Fanara E, Darnis E, Winer N, Kandel C, Laboisse C, Philippe H-J
Service de gynécologie-obstétrique et médecine foetale, hôpital Mère-Enfants, CHU de Nantes, 38, boulevard Jean-Monnet, 44093 Nantes cedex, France.
J Gynecol Obstet Biol Reprod (Paris). 2008 Sep;37(5):524-7. doi: 10.1016/j.jgyn.2008.02.006. Epub 2008 May 6.

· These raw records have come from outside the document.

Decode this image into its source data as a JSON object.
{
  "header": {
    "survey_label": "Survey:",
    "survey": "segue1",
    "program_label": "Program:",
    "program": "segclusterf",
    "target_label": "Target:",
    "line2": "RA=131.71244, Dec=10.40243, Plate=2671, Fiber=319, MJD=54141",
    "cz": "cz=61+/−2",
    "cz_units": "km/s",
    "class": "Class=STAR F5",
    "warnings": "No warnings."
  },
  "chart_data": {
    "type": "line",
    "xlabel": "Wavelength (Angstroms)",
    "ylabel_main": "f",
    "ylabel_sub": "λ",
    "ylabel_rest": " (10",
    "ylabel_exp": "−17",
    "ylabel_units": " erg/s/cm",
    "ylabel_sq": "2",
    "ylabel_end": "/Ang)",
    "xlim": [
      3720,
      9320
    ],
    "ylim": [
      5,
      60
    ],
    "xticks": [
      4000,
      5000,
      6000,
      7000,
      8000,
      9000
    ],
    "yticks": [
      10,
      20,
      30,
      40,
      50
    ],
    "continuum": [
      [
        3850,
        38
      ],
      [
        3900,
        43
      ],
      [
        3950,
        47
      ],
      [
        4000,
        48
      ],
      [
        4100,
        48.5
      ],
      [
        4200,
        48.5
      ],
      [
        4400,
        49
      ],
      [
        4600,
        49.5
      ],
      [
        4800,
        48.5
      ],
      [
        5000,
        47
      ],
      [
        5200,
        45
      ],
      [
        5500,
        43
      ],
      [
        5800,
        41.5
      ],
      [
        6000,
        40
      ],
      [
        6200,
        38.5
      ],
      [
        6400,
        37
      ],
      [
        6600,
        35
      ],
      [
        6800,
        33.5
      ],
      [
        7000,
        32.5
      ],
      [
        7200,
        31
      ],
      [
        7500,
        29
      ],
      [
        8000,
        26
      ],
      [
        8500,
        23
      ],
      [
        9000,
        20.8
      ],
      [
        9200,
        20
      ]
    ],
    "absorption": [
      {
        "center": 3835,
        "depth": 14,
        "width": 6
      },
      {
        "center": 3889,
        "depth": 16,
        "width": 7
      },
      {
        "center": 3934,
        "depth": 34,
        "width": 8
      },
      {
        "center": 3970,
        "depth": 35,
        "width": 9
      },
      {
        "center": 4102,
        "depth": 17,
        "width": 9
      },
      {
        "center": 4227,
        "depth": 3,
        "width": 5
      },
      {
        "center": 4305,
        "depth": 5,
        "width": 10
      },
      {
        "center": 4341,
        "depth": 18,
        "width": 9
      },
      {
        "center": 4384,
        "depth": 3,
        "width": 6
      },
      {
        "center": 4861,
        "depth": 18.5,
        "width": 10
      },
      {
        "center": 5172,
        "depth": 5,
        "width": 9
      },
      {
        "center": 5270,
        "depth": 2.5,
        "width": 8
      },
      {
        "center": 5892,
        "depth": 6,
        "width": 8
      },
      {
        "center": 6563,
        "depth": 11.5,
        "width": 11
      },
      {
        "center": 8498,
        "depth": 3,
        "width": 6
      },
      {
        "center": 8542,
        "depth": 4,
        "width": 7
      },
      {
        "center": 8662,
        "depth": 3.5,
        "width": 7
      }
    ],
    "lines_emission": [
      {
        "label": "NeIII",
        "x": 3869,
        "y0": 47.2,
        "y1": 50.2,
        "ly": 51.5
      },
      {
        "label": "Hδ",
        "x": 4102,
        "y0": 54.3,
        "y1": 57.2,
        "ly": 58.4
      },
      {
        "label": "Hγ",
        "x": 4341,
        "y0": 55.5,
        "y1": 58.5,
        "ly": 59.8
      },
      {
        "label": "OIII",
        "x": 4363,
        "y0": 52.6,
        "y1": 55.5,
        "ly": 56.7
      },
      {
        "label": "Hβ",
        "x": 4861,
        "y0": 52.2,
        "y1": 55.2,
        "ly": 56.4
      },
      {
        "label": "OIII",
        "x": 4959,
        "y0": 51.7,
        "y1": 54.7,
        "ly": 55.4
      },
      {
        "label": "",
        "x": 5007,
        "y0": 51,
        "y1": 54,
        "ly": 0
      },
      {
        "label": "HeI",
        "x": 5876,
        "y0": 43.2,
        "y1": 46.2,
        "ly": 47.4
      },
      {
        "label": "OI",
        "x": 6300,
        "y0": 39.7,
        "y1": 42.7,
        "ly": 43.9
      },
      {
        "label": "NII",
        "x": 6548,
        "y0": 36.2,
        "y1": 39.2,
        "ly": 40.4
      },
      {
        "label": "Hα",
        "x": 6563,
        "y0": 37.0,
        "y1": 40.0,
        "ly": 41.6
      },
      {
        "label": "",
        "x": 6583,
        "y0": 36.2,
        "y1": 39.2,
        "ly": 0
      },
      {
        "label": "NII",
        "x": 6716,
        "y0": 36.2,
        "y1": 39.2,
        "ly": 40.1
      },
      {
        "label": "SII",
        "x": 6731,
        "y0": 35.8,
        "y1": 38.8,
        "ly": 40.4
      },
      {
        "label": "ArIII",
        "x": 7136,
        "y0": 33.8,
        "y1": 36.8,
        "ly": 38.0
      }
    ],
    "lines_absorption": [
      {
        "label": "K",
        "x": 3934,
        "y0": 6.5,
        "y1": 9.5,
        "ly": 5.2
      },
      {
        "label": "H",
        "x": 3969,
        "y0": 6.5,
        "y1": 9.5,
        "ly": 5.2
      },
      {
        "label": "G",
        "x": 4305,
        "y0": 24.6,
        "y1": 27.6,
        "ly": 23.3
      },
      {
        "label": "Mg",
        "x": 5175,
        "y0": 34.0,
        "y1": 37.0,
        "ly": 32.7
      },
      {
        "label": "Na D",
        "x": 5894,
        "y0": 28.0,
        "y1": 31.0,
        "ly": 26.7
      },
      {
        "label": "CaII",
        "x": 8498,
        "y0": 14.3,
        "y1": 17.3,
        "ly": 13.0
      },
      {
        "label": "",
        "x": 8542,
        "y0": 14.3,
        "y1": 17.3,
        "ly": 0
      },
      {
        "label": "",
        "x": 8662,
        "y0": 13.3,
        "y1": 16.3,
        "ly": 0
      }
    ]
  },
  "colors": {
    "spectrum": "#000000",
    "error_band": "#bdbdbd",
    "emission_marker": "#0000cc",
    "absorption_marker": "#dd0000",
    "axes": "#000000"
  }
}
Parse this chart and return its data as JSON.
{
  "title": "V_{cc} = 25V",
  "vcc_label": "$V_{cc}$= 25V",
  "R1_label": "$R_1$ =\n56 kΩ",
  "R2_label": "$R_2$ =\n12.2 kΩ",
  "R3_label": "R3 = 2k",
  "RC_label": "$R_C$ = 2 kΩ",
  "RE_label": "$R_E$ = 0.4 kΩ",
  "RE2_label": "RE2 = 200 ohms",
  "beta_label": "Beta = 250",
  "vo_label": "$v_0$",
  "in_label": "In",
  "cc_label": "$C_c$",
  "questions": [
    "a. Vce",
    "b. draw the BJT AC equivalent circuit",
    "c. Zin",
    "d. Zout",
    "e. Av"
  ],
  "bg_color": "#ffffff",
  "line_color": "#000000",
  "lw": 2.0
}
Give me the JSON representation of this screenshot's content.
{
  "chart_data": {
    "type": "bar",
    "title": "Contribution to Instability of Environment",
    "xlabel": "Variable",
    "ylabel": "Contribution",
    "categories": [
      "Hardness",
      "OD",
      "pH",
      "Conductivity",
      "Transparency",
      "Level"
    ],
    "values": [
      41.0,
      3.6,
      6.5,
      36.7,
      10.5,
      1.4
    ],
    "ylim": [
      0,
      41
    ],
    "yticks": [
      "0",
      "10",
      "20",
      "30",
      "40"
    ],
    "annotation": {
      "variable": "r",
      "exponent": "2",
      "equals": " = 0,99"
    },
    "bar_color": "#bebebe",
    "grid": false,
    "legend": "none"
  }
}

Virilization in pregnancy is rare and mostly due to luteoma or to hyper-reactio luteinalis. We present a rare case of a virilization borderline mucinous ovarian tumour on a gravida 1 patient. The tumour was responsible for a clinical hyperandrogenism and for an increased level of testosterone. This patient was treated by ovariectomy at 31 weeks of gestation. The surgery was completed one month after delivery. There was no fetal consequence and the clinical and biological signs of virilization totally disappeared after surgery.
妊娠期男性化较为罕见,主要由黄体瘤或黄素化囊肿过度反应引起。我们报告一例罕见的初孕妇患有男性化的交界性黏液性卵巢肿瘤。该肿瘤导致临床高雄激素血症及睾酮水平升高。此患者在妊娠31周时接受了卵巢切除术。手术在产后一个月完成。未对胎儿造成影响,术后男性化的临床及生物学体征完全消失。